Od pokoleń, niezależnie od ustroju, przekazujemy bowiem swoim dzieciom destrukcyjny mechanizm myślenia. Wprawdzie pracujemy, zakładamy firmy, nawet się bogacimy, ale i tak nie wierzymy, że sukces można osiągnąć uczciwą drogą. – Sączymy im podejrzliwość i bezradność wobec systemu. Zamiast dawać młodym wiatr w skrzydła, uczyć myśleć konstruktywnie, rozwijać edukację ekonomiczną, wymagamy głównie od nich wiedzy, gdzie leży Gabon – podkreśla prof. Marian Noga.
W Stanach Zjednoczonych od przedszkola kształtuje się w dzieciach pozytywne nawyki i postawy, które pomagają odnaleźć się w gospodarce rynkowej. Popularny serial „Ulica Sezamkowa” pokazuje np. mechanizmy oszustw. Gdy Ciasteczkowy Potwór naciąga Konia Bustera, jest nie tylko od razu piętnowany, ale bajka tłumaczy też, jak takie nieuczciwe praktyki negatywnie wpływają na całą społeczność. W ten sposób Amerykanie już od najmłodszych lat są przekonywani o zaletach uczciwości w prowadzeniu biznesu. – Młodym ludziom przekazuje się tam wartościowe zasady międzyludzkich zachowań. Od małego uczy gaszenia złych emocji. Tylko kto ma uczyć tego dzieci w Polsce? Źle opłacane nauczycielki w przedszkolach, skonfliktowani nauczyciele w szkołach? Ale, niestety, nie ma innej drogi. Starsze pokolenia są już stracone, nikt nie zmieni tym ludziom mentalności, żadne tłumaczenia nic nie dadzą. Musimy ratować najmłodsze pokolenia, nie wolno nam tego ignorować – mówi z naciskiem prof.
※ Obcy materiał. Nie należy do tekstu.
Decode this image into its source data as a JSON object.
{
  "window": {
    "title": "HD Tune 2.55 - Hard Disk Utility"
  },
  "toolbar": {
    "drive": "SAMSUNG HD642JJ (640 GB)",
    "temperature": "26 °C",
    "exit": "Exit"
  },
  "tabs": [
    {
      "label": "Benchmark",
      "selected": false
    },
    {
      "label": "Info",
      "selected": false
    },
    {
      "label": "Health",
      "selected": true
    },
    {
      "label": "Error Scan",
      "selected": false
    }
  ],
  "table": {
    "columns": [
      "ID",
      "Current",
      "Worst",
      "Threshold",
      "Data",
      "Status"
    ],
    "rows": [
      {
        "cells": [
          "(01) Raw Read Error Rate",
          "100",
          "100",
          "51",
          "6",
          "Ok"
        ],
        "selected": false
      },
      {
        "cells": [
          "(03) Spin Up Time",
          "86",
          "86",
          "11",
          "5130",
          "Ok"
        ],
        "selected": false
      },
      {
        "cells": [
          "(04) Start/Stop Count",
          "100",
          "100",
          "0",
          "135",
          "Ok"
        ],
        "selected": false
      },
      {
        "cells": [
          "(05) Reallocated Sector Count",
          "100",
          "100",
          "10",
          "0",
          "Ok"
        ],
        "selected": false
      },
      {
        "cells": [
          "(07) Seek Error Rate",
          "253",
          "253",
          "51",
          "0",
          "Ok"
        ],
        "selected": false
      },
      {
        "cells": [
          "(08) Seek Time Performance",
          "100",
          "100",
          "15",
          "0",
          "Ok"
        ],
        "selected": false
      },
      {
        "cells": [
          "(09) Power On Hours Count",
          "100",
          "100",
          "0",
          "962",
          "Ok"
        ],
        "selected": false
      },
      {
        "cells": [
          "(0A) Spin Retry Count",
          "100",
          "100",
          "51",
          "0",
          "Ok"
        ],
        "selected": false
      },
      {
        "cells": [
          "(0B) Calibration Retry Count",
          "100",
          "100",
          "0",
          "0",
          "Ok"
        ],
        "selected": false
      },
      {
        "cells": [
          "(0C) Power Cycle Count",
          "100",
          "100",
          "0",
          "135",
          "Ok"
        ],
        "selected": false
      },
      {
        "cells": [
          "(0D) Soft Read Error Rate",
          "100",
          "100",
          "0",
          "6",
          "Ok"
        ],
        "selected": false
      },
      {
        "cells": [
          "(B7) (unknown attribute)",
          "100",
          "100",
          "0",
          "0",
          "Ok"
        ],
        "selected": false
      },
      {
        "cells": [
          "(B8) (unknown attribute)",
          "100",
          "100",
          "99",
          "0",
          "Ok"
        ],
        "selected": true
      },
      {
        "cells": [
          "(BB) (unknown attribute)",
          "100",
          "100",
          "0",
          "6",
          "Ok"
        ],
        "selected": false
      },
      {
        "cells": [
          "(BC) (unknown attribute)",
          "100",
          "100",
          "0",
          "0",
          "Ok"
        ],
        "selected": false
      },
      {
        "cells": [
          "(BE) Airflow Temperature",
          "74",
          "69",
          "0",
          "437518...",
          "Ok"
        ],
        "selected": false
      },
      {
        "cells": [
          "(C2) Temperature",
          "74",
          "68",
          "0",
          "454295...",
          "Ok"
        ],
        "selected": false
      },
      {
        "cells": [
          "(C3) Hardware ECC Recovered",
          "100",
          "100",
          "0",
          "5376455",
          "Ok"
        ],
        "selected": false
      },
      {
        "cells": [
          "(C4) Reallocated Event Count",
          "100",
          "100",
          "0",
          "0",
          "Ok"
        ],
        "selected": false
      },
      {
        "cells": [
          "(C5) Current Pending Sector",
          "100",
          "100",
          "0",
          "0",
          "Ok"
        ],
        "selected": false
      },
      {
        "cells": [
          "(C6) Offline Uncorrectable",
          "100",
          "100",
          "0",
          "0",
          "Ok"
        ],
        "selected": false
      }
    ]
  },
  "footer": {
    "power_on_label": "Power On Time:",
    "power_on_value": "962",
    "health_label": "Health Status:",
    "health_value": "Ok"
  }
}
Andrzej Falkowski, dyrektor Instytutu Psychologii Ekonomicznej Szkoły Wyższej Psychologii Społecznej w Warszawie.
Porównując nasze i amerykańskie społeczeństwa, oba uznawane za silnie zindywidualizowane, naukowcy podkreślają zasadnicze różnice w podejściu do losu. – Jak pokazały badania Normana Weinsteina nad nierealistycznym optymizmem, przeciętny Amerykanin widzi swój los jako bardziej pomyślny od losu większości podobnych mu ludzi. Zawyża szanse sukcesu, wygranej na loterii i innych dobrych zdarzeń w swoim życiu, a zaniża prawdopodobieństwo klęsk, chorób i nieszczęść. Taka iluzja motywuje do działania, ryzykowania. Polak też jest optymistą, ale jednostronnym: podobnie jak Amerykanin zakłada, że zło zagraża mu mniej niż innym, ale nie wierzy, jak dowodzą badania prof. Janusza Czapińskiego, w sprzyjający mu los, nie przecenia swoich szans na sukces. Bez takiego nierealistycznego optymizmu rodem zza oceanu brak nam motywacji, by zakasać rękawy – tłumaczy dr Dorota Krzemionka-Brózda.
Kultura narzekania
Realny brak ułańskiej fantazji to niejedyny problem. Jesteśmy też mistrzami w narzekaniu. Badający od lat ten fenomen psychologowie prof. Bogdan Wojciszke i dr Wiesław Baryła zaobserwowali pewien paradoks: narzekamy po to, by poprawić sobie samopoczucie i humor, lecz im częściej to robimy, tym bardziej stajemy się ponurzy. Zgłębiając tego przyczyny, doszli do wniosku, że z narzekania stworzyliśmy m.in. narzędzie autoprezentacji. Psiocząc na jakość towarów czy usług, kształtujemy swój wizerunek osoby subtelnej, o wyrafinowanych gustach, umiejącej rozróżnić szmirę od sztuki, tandetę od wysokiej jakości produktów. Narzekając zaś na szefów, firmy, źle działające mechanizmy gospodarcze, roztaczamy wokół siebie aurę naszej wielkiej wiedzy i kompetencji. Z kolei mówienie o złej sytuacji wokół nas usprawiedliwia naszą porażkę. Bo gdyby nie okoliczności, to z pewnością by się udało. Wreszcie narzekanie to sposób na przedstawianie siebie w pozytywnym świetle, bez obawy o zarzut zarozumialstwa. Chwalimy się sukcesem, awansem czy zakupem luksusowego dobra, od razu go deprecjonując. Że tyle teraz mamy pracy, że marna płaca, że nasze nowe terenowe auto ma skrzypiące fotele, a przegląd techniczny kosztuje niebywałe pieniądze.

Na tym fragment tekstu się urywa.